The Great Recession
Employment may be down, but personalities are up, thanks to The Great Recession, an anthology of six world premieres from downtown luminaries, commissioned to write about money. The price--$25, with dollar beers at intermission--is right. So is the striking variety of voices: a manic Adam Rapp seems calm next to an over-the-top Thomas Bradshaw; a thoughtful Will Eno looks much deeper beside a brash Itamar Moses; and a sweet Erin Courtney makes the relentless Sheila Callaghan all the more heartbreaking. If one's not your thing, another will be, and as a tightly performed evening they collectively accomplish the soothing/numbing task of taking your mind elsewhere. (Call it the PBR effect.)
Given the stylistic tics each author has, the short-play format actually suits them all best. Adam Rapp's longer works may buckle to maintain their credibility (as the characters increasingly lose their integrity), but his Twilight Zone-y "Classic Kitchen Timer" works perfectly. We need not explain the Host (Nick Maccarone), who looks, sounds, and acts a lot like Heath Ledger's version of the Joker, nor his cadre of capitalism-condemning cronies; instead, we can appreciate what they bring out of their "guest," Lucy Norwood (Sarah Ellen Stephens). Slowly, the significance of objects on the stage comes into focus: the knife plunged into a watermelon; the crying, unattended baby in its carriage; and of course, the ticking, insistent egg-timer, set for twelve tension-filled minutes.
It's unfortunate that Itamar Moses has to follow, with his blatant, unsubtle, and frankly unoriginal "Fucked." Reed (Dorien Makhloghi) wants to break up with Cindy (Jessica Pohly) while remaining the nice guy, only to dig himself into a deeper and deeper hole. It's true that there's no "right" way to break up with someone, but there is a "wrong" way to write a play, and that's when you make an unpolitical drama seem like agitprop.
On the other hand, this brief dip allows the provocateur, Thomas Bradshaw, to make a nice counterpoint: in his grossly exaggerated "New York Living," relationships between people are almost entirely monetary, so when Jen (Morgan Reis) stops having sex with Jeff (Raul Sigmund Julia), he throws her out: "If you're not going to fuck me, then at least blow me or let me titty fuck you." This compounds his problems as an actor; he can't stop getting erections in the middle of his scenes with Adrian (Anna Greenfield), and while she initially feels harassed by Jeff and the boundary-pushing director, David (Andy Gershenzon), she eventually gives in. Costs aren't the only thing we cut, and Bradshaw cuts to the bone when he talks about ethics.

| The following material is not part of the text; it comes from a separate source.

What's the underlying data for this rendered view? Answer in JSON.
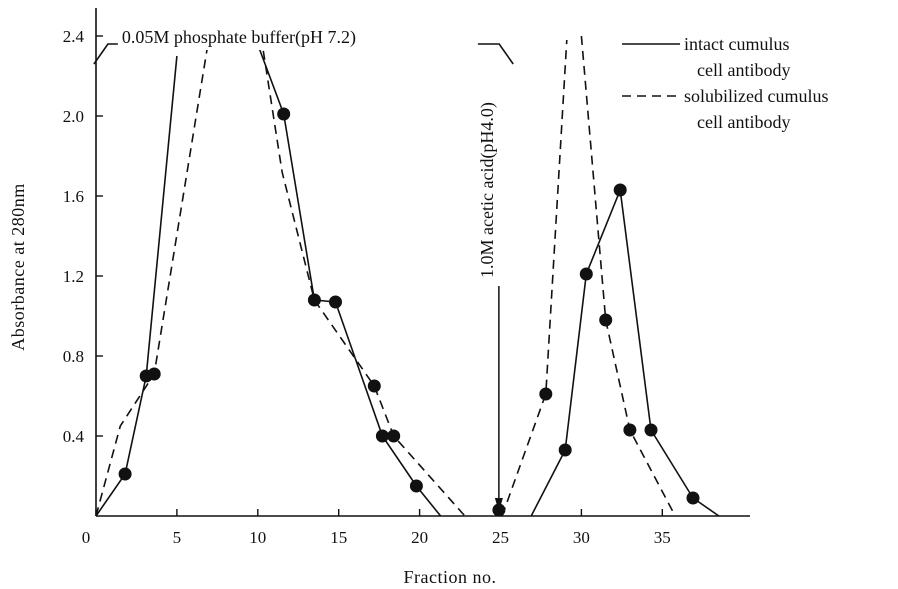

Erin Courtney's "Severed" and Sheila Callaghan's "Recess" are at opposite ends of the spectrum, too. Courtney uses testimonials to opine about America ("Do you think America could have elected a black man if the market hadn't crashed? America does care about color; the color green!") while getting personal in the foreground, in a sweet encounter between the all-business Suit (Ronald Washington) and the more artistic Polka Dot (Amy Jackson). It ends on an uplifting note; even if things are bad, we can choose to see the best in it. Not so with Callaghan's bleak vision of "today"(/the future), in which civilization seems to have broken down within a crowded studio apartment--a girl lies dead in a puddle of her own blood, another exercises herself to death, a third satisfies the sexual urges of the queue outside her crude tarp. The "happy" moment here is when they all come together to share two links of sausage, exciting one another with a description of delicious, fancy food. It's hard to think of us being in a recession after seeing what a true, Katrina-like, collapse would look like, and there are few playwrights able to be as anarchic in plot as they are in their writing (while still being poetic). Special credit to Kip Fagan for directing the myriad pieces.
The final piece of the evening, Will Eno's "Unum" wraps everything up by following the course of a dollar bill from the US Mint through the hands of many interconnected people. Jim Simpson makes a bold statement in his direction by having each character linger on stage long after the money has moved on--echoes? memories? both?--but the play emphasizes the way in which we truly are all connected, by needs, wants, and the color of our green, green blood. It's impossible to really point out any one specific thing about The Great Recession as a body of work--it's meant to showcase diverse works and words--but that last image of the 4o-odd Bats on stage at once, bowing, is a good a point as any. We are all in this together.